Os não residentes também podem ser admitidos na creche?

Nesta fase, não temos nenhuma objecção do IAS para termos algumas vagas para crianças que não tenham BIR e isso foi o primeiro pedido que fiz. Eles disseram que dependendo da creche podemos atribuir um número para não residentes e acho que isso é importante, porque, às vezes, é um desespero os pais que detêm bluecard não terem escolas para os filhos. Ainda não sei o número definido, mas vamos ter uma quota para crianças que não têm BIR. As que têm BIR as propinas são equiparadas a todas as escolas do IAS, ou seja, 2.500 patacas mensais, o dia todo, já incluindo refeições. O preço é o de uma escola pública e o serviço é equiparado a uma escola privada.
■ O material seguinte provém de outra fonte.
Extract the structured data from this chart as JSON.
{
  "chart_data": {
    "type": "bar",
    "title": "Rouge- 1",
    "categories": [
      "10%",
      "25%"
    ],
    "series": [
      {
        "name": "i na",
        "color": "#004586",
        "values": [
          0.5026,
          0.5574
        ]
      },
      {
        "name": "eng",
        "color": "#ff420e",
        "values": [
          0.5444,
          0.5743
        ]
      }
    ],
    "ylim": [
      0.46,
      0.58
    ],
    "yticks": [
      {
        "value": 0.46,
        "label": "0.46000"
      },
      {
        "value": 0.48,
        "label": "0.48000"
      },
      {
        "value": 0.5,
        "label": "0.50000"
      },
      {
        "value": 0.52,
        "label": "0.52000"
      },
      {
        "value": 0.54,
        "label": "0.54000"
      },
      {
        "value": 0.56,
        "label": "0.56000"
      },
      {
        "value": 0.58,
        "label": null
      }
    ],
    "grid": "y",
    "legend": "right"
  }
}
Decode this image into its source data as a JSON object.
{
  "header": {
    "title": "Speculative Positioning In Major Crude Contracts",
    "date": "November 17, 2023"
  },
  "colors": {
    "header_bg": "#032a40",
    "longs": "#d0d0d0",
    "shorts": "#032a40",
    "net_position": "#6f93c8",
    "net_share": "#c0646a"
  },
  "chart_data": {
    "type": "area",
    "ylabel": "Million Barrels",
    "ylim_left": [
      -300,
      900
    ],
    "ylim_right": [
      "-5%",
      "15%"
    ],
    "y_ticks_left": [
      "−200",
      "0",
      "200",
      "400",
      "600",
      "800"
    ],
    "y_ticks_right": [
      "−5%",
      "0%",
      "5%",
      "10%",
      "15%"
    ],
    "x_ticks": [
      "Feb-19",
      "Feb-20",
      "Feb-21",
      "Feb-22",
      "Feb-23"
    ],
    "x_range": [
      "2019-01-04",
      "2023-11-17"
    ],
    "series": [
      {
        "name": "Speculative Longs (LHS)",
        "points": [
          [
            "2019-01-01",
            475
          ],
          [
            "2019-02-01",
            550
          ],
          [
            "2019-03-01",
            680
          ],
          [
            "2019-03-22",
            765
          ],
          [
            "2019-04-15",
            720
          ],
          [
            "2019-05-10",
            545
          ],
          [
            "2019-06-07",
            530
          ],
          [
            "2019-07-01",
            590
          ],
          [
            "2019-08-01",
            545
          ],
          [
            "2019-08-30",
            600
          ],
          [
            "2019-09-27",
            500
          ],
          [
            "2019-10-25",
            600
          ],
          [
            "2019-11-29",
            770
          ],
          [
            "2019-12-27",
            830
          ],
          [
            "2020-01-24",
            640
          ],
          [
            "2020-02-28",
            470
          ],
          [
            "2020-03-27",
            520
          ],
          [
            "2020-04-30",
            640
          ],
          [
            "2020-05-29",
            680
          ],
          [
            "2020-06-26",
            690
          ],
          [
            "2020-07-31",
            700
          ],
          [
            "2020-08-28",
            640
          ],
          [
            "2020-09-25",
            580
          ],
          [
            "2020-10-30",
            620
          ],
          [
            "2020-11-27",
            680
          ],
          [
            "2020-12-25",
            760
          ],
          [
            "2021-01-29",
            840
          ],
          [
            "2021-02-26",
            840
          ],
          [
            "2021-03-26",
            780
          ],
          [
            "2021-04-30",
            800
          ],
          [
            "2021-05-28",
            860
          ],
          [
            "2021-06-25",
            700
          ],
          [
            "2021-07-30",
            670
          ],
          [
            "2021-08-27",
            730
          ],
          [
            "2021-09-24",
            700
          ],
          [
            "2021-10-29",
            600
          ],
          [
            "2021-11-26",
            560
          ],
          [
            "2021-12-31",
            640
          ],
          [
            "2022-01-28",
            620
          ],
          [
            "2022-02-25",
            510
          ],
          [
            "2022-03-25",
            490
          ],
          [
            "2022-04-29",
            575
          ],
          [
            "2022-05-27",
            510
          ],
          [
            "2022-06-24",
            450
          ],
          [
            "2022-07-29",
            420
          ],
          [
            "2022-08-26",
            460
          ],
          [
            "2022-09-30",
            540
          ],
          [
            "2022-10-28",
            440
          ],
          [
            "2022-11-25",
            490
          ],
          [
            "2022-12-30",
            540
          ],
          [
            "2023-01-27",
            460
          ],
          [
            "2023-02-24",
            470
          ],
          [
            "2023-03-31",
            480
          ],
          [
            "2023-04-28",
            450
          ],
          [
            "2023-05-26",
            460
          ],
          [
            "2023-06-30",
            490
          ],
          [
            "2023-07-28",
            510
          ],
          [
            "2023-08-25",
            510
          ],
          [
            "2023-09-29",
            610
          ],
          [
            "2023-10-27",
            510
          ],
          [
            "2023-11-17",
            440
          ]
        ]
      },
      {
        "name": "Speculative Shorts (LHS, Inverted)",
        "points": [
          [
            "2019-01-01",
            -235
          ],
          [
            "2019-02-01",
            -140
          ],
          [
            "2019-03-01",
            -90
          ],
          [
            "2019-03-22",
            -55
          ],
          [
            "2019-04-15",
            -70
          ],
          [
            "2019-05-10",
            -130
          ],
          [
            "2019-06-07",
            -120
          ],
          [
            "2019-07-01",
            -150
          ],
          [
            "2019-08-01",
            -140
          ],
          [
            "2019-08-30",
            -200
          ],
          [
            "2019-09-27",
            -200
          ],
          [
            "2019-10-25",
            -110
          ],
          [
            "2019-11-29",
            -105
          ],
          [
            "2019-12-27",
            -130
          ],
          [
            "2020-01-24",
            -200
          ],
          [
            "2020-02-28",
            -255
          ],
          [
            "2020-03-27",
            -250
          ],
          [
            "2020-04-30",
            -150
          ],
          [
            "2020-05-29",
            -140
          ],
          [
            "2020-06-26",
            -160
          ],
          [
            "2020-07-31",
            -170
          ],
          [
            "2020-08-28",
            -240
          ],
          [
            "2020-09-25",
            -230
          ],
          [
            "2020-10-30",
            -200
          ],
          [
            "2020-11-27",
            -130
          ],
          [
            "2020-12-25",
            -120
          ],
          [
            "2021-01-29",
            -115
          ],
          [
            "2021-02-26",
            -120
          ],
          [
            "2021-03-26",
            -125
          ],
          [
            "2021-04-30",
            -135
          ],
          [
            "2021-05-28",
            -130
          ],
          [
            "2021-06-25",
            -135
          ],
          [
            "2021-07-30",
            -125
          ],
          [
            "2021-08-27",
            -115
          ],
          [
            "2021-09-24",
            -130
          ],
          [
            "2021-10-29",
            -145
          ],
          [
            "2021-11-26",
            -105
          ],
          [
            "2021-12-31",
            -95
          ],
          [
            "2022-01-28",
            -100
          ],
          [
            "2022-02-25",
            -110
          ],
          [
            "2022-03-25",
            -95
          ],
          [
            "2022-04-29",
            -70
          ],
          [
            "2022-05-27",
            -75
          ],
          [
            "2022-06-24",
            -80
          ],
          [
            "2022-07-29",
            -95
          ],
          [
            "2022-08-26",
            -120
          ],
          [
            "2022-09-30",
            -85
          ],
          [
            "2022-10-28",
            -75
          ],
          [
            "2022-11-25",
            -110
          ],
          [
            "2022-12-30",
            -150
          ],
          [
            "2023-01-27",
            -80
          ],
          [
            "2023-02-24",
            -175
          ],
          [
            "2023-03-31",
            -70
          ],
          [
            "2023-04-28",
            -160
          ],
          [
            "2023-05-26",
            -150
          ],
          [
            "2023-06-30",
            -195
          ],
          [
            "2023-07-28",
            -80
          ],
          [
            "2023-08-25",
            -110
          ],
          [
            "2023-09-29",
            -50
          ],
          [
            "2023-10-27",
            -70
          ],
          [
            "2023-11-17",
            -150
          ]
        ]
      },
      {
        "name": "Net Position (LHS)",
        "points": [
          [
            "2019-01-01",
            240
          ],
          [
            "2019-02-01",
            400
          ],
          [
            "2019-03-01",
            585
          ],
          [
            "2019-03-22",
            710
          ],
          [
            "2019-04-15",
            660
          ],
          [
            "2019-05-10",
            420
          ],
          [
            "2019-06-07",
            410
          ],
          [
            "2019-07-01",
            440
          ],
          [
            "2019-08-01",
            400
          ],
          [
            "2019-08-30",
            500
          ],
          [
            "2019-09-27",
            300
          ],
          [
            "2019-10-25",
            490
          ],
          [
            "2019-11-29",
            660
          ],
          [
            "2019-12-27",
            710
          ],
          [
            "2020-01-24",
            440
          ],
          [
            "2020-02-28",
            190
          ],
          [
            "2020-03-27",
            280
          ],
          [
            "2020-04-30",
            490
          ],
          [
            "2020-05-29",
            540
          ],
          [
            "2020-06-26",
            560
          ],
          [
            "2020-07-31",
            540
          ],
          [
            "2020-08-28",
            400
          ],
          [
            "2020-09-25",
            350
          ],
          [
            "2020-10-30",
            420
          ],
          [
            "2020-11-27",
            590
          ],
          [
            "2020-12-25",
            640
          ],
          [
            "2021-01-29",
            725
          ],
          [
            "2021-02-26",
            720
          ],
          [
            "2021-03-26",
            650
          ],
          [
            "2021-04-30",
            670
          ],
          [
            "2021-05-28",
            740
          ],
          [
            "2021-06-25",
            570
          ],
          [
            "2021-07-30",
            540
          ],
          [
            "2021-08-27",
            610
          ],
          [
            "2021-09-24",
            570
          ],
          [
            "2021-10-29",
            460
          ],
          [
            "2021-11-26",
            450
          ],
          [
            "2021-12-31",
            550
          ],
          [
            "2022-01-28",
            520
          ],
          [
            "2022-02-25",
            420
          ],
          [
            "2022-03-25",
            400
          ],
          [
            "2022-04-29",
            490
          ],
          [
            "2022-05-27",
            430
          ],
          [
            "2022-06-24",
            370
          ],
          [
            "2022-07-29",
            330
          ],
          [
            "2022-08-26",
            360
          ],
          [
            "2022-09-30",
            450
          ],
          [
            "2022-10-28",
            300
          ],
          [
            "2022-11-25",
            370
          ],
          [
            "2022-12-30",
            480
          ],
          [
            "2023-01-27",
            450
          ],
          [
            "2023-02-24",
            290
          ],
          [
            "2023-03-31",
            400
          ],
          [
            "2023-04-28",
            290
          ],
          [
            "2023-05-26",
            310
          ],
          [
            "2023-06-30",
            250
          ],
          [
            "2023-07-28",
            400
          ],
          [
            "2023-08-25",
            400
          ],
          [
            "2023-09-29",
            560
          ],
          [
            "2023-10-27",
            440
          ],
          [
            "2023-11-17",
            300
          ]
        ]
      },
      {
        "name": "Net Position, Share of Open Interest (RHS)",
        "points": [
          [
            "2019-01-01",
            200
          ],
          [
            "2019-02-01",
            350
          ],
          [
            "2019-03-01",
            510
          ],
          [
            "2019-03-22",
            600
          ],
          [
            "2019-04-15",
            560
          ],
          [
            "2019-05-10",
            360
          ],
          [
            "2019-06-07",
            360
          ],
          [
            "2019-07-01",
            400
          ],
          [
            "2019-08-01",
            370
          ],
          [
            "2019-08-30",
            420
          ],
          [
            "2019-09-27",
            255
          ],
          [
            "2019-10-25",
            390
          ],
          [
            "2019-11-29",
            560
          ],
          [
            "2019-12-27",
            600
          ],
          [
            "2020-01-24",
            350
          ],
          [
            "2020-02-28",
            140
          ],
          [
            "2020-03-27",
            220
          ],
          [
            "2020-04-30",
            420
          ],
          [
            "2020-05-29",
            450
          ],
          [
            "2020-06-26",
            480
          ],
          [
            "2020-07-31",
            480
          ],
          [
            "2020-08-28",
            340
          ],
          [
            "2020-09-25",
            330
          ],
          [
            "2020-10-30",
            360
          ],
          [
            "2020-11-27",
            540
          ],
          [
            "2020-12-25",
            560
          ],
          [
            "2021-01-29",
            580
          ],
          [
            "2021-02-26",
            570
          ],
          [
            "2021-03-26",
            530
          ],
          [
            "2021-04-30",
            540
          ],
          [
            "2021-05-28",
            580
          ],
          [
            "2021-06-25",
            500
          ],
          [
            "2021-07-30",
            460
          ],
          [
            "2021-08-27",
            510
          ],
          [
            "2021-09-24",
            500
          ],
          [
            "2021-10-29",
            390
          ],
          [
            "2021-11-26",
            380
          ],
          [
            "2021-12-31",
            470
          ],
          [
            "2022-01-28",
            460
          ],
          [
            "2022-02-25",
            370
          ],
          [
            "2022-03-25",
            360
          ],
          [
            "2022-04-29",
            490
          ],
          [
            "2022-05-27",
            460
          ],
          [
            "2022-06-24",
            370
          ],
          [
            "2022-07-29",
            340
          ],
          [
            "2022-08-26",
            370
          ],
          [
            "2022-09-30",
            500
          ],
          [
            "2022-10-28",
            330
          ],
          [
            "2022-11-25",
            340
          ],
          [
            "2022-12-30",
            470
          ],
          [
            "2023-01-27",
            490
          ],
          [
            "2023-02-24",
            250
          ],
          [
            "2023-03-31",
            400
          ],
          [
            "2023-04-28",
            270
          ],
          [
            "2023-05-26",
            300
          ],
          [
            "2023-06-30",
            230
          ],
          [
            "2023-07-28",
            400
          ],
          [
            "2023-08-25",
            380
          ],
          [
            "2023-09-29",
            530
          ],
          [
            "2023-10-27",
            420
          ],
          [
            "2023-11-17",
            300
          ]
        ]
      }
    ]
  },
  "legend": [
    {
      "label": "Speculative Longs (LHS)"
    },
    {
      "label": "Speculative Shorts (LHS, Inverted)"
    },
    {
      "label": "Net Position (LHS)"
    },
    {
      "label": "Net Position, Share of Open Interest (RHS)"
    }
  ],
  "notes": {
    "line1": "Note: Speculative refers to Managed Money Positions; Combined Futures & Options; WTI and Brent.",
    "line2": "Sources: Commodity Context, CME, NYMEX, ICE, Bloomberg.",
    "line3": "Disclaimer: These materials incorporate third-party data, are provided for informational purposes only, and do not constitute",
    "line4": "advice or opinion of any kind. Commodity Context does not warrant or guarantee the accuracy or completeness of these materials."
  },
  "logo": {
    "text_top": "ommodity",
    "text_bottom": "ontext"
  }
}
Quais os objectivos de ocupação neste primeiro ano lectivo?

Com a licença que temos, podemos ter no máximo 240 crianças com as oito salas a funcionar. No entanto, numa primeira fase, vamos tentar restringir-nos, no máximo a 120, porque o número de pessoal que temos actualmente só dá para funcionar cinco salas. Para já, o objectivo é receber entre 80 e 90 crianças em quatro salas. Isto porque é preciso adaptação a uma nova filosofia de ensino e pedagogia, até porque temos de ganhar a confiança dos pais. Somos novos. Não é como uma creche que está aberta há 10 ou 11 anos na qual os pais confiam de olhos fechados. Os pais têm muito receio das doenças transmitidas nas salas e das intoxicações alimentares e essa é outra preocupação. Por isso estamos a dar formação ao pessoal sobre a maneira como se desinfecta os brinquedos e as salas. Estamos também a testar o menu que a cozinha está a preparar.

Está preocupada com o efeito que a pandemia pode ter no dia a dia da creche?

Na verdade, a pandemia até me vai ajudar, porque os pais já educaram as crianças nesse sentido e elas já sabem desinfectar as mãos, lavar as mãos várias vezes, usar a máscara e manter alguma distância das outras crianças. Isso ajudou, porque desde Fevereiro que estamos nesta situação e as crianças tiveram mais do que tempo para se adaptar e os pais também estão mais mentalizados para isso.